Her answer echoed earlier research done at Natalspruit, which had found that “Gunshot injuries were the commonest (36%), followed by injuries related to motor vehicle accidents (MVA) (25%), stab wounds (20%)...”. (Epidemiology of spinal cord injuries: a reflection of changes in South African society, Hart C, Williams E Paraplegia. 1994 Nov;32(11):709-14.)
Most of the patients in the unit were between the ages of 20 and 30, and these young men had a poor prognosis: the unit would rehabilitate them, bring them to a state of fitness and functioning that should promise a productive life, but once released back into the community, they had a high chance of dying within a few years.
This reflects the lack of access to care after release, and the poverty within the community; my uncle lived 40 productive years after his injury.
In the early 2000s, D Allard and V Burch wrote: “Firearms, the leading external cause of non-natural deaths in South Africa (SA), claim approximately 15 000 lives annually.
"Up to 127 000 firearm-injured victims seek state health care assistance per annum. The fiscal burden of treating these injuries is not known.” (The cost of treating serious abdominal firearm-related injuries in South Africa, D Allard and VC Burch).
I wondered what is the cost to society of a gunshot injury. Allard and Burch looked at “all patients who underwent emergency surgery for a firearm-related abdominal injury, during the six-month period 01 October 2002 to 30 April 2003...”
On average, each gunshot wound treated in a state hospital cost more than R10 200, a figure which back then was thirteen times the annual per capita spend on health by the state. (And of course, this relates only to injuries to the abdomen. My guess is that such injuries would be messy and reasonably complicated to treat.)
But that doesn’t include the domino costs of ongoing medical treatment, work-loss costs and public services rendered to patients after the initial treatment.
In 1997, a study looked at the total costs of gunshot injuries in the USA, what you might call cost-to-nation. (Costs of gunshot and cut/stab wounds in the United States, Miller TR, Cohen MA, Accid Anal Prev. May 1997.)
It found a vast difference between the consequences of gunshot and stab wounds: “In 1992, gunshots killed 37 776 Americans; cut/stab wounds killed 4095. Another 134 000 gunshot survivors and 3 100 000 cut/stab wound survivors received medical treatment.
"Annually, gunshot wounds cost an estimated US$126 billion. Cut/stab wounds cost another US$51 billion”.
Interesting to note that South Africans die of gunshots at a much higher rate than Americans – compare 15 000 deaths in a population of just under 50 million with 37 000 in a population of just under 300 million at that time.
“Treatment costs for GSWs (gunshot wounds)are higher than those for SWs (stab wounds) and are rising more rapidly, with an increasing amount of public funds going to meet these costs.
"Considerable savings to society would accrue from any effort that decreased firearm injuries, even if the same level of violence persisted using other weapons,” wrote C Mock et al in 1994 (Comparison of the costs of acute treatment for gunshot and stab wounds, Journal of Trauma, April 1994).
By August 2011, about 2.9 million firearms were registered to around 1.5 million civilians at South Africa’s Central Firearms Registry. (The figures were down quite significantly from 17 years earlier, when 2.4 million civilians owned 3.5 million licensed firearms.)
And who knows how many unlicensed firearms there are?
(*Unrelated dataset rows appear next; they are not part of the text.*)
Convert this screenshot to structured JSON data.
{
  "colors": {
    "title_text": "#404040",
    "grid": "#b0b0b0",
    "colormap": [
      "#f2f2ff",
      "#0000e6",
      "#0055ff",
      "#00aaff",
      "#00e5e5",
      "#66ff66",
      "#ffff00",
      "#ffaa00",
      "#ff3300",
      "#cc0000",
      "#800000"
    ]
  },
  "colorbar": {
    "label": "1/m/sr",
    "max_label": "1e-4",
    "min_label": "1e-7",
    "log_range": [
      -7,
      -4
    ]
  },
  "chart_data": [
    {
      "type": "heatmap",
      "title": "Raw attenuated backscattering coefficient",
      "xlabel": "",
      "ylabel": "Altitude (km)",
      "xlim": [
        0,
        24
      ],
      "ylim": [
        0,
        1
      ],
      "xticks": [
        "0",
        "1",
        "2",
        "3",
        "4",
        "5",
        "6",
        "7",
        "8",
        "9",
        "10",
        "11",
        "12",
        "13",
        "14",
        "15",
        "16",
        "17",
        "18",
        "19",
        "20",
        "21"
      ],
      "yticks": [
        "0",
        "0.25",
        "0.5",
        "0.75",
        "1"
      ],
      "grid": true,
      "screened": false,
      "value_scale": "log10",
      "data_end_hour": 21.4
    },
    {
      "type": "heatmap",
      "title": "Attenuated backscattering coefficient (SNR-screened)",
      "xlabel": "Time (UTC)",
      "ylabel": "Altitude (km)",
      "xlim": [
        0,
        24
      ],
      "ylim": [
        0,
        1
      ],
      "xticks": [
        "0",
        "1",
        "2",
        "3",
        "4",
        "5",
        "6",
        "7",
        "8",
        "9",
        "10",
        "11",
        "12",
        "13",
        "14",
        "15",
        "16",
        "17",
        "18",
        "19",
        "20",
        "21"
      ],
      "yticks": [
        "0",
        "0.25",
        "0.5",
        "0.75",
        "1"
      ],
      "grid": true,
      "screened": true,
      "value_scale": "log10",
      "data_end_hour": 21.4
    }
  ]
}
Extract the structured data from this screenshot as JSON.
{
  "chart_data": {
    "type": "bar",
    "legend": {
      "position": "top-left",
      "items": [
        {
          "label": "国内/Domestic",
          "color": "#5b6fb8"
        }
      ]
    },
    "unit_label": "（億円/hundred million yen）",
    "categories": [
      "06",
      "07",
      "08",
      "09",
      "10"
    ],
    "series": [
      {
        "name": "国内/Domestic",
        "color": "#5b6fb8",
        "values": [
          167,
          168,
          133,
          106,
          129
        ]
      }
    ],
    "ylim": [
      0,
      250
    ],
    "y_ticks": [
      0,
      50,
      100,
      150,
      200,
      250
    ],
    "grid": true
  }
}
Some sources guess as many as four million.
Interestingly, since the Firearms Control Act was promulgated in 2000, there have been significant reductions in deaths from gunshot: in 2002, 29% of unnatural deaths in South Africa were from gunshots, topping the table, while 14.5% were from stab wounds.
By 2008, the latest year for which these data were available, the situation had reversed: 13.6% of deaths were the result of stab wounds, while gunshots accounted for just 10.8%.
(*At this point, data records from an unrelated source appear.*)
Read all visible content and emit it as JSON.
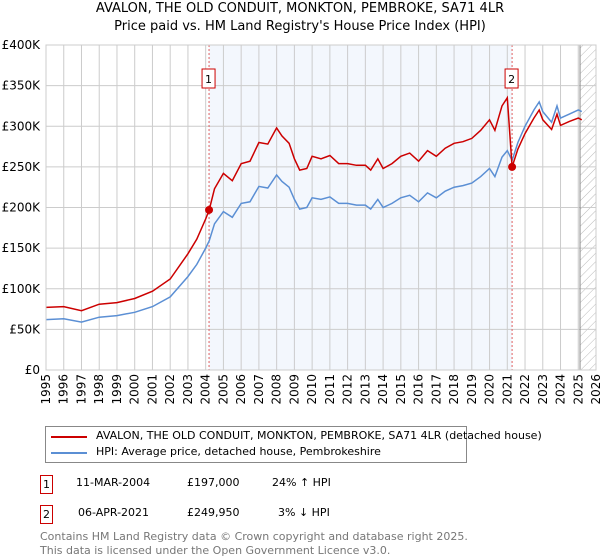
{
  "chart_data": {
    "type": "line",
    "title": "AVALON, THE OLD CONDUIT, MONKTON, PEMBROKE, SA71 4LR",
    "subtitle": "Price paid vs. HM Land Registry's House Price Index (HPI)",
    "xlim": [
      1995,
      2026
    ],
    "ylim": [
      0,
      400000
    ],
    "x_ticks": [
      "1995",
      "1996",
      "1997",
      "1998",
      "1999",
      "2000",
      "2001",
      "2002",
      "2003",
      "2004",
      "2005",
      "2006",
      "2007",
      "2008",
      "2009",
      "2010",
      "2011",
      "2012",
      "2013",
      "2014",
      "2015",
      "2016",
      "2017",
      "2018",
      "2019",
      "2020",
      "2021",
      "2022",
      "2023",
      "2024",
      "2025",
      "2026"
    ],
    "y_ticks": [
      {
        "v": 0,
        "label": "£0"
      },
      {
        "v": 50000,
        "label": "£50K"
      },
      {
        "v": 100000,
        "label": "£100K"
      },
      {
        "v": 150000,
        "label": "£150K"
      },
      {
        "v": 200000,
        "label": "£200K"
      },
      {
        "v": 250000,
        "label": "£250K"
      },
      {
        "v": 300000,
        "label": "£300K"
      },
      {
        "v": 350000,
        "label": "£350K"
      },
      {
        "v": 400000,
        "label": "£400K"
      }
    ],
    "x": [
      1995,
      1996,
      1997,
      1998,
      1999,
      2000,
      2001,
      2002,
      2003,
      2003.5,
      2004,
      2004.2,
      2004.5,
      2005,
      2005.5,
      2006,
      2006.5,
      2007,
      2007.5,
      2008,
      2008.3,
      2008.7,
      2009,
      2009.3,
      2009.7,
      2010,
      2010.5,
      2011,
      2011.5,
      2012,
      2012.5,
      2013,
      2013.3,
      2013.7,
      2014,
      2014.5,
      2015,
      2015.5,
      2016,
      2016.5,
      2017,
      2017.5,
      2018,
      2018.5,
      2019,
      2019.5,
      2020,
      2020.3,
      2020.7,
      2021,
      2021.27,
      2021.6,
      2022,
      2022.5,
      2022.8,
      2023,
      2023.5,
      2023.8,
      2024,
      2024.5,
      2025,
      2025.2
    ],
    "series": [
      {
        "name": "AVALON, THE OLD CONDUIT, MONKTON, PEMBROKE, SA71 4LR (detached house)",
        "color": "#cc0000",
        "values": [
          77,
          78,
          73,
          81,
          83,
          88,
          97,
          112,
          143,
          161,
          186,
          197,
          223,
          242,
          233,
          254,
          257,
          280,
          278,
          298,
          288,
          279,
          260,
          246,
          248,
          263,
          260,
          264,
          254,
          254,
          252,
          252,
          246,
          260,
          248,
          254,
          263,
          267,
          257,
          270,
          263,
          273,
          279,
          281,
          285,
          295,
          308,
          295,
          325,
          335,
          250,
          272,
          291,
          310,
          320,
          308,
          296,
          315,
          301,
          306,
          310,
          308
        ]
      },
      {
        "name": "HPI: Average price, detached house, Pembrokeshire",
        "color": "#5b8fd4",
        "values": [
          62,
          63,
          59,
          65,
          67,
          71,
          78,
          90,
          115,
          130,
          150,
          159,
          180,
          195,
          188,
          205,
          207,
          226,
          224,
          240,
          232,
          225,
          210,
          198,
          200,
          212,
          210,
          213,
          205,
          205,
          203,
          203,
          198,
          210,
          200,
          205,
          212,
          215,
          207,
          218,
          212,
          220,
          225,
          227,
          230,
          238,
          248,
          238,
          262,
          270,
          258,
          280,
          300,
          320,
          330,
          318,
          305,
          325,
          310,
          315,
          320,
          318
        ]
      }
    ],
    "value_units": "thousands GBP",
    "shaded_range": [
      2004.19,
      2021.27
    ],
    "hatched_from": 2025.1,
    "markers": [
      {
        "label": "1",
        "x": 2004.19,
        "y": 197
      },
      {
        "label": "2",
        "x": 2021.27,
        "y": 249.95
      }
    ],
    "legend_position": "bottom"
  },
  "sales": [
    {
      "num": "1",
      "date": "11-MAR-2004",
      "price": "£197,000",
      "hpi": "24% ↑ HPI"
    },
    {
      "num": "2",
      "date": "06-APR-2021",
      "price": "£249,950",
      "hpi": "3% ↓ HPI"
    }
  ],
  "footer": [
    "Contains HM Land Registry data © Crown copyright and database right 2025.",
    "This data is licensed under the Open Government Licence v3.0."
  ]
}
And the number of women who died by being shot by their intimate partners – an idea which is very much top-of-mind at present – had halved.
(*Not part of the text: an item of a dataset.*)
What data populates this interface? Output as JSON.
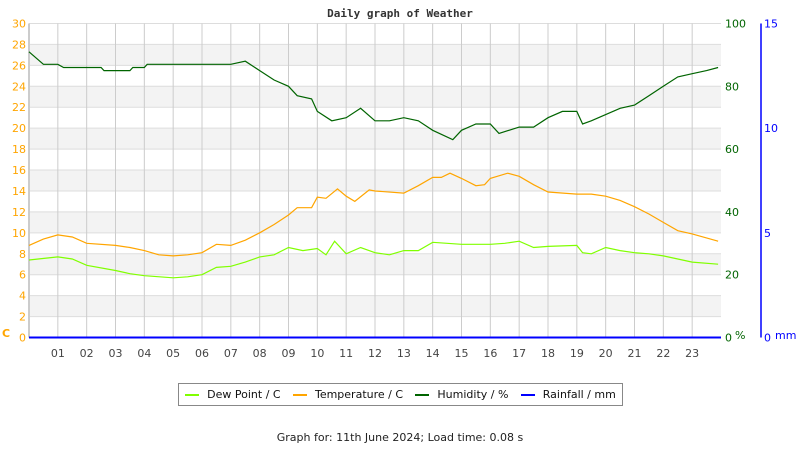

If that’s the result of control over licensed guns, what would be the impact of a serious, concerted effort to control all guns?
To do this, of course, we’d have to transform our police force; we’d also have to look hard at how to reduce alcohol abuse (about 57% of gun homicides involve alcohol); and we’d have to engage civil society as an integral part of the campaign.
But think of how many millions of rand we could save our public health service if we reduced the level of gunshot injuries by half again. How much money could we free up for other urgent needs?
And, with the anguish of a grieving family very much in mind, how much pain and suffering could we prevent?
*Mandi Smallhorne is a versatile journalist and editor.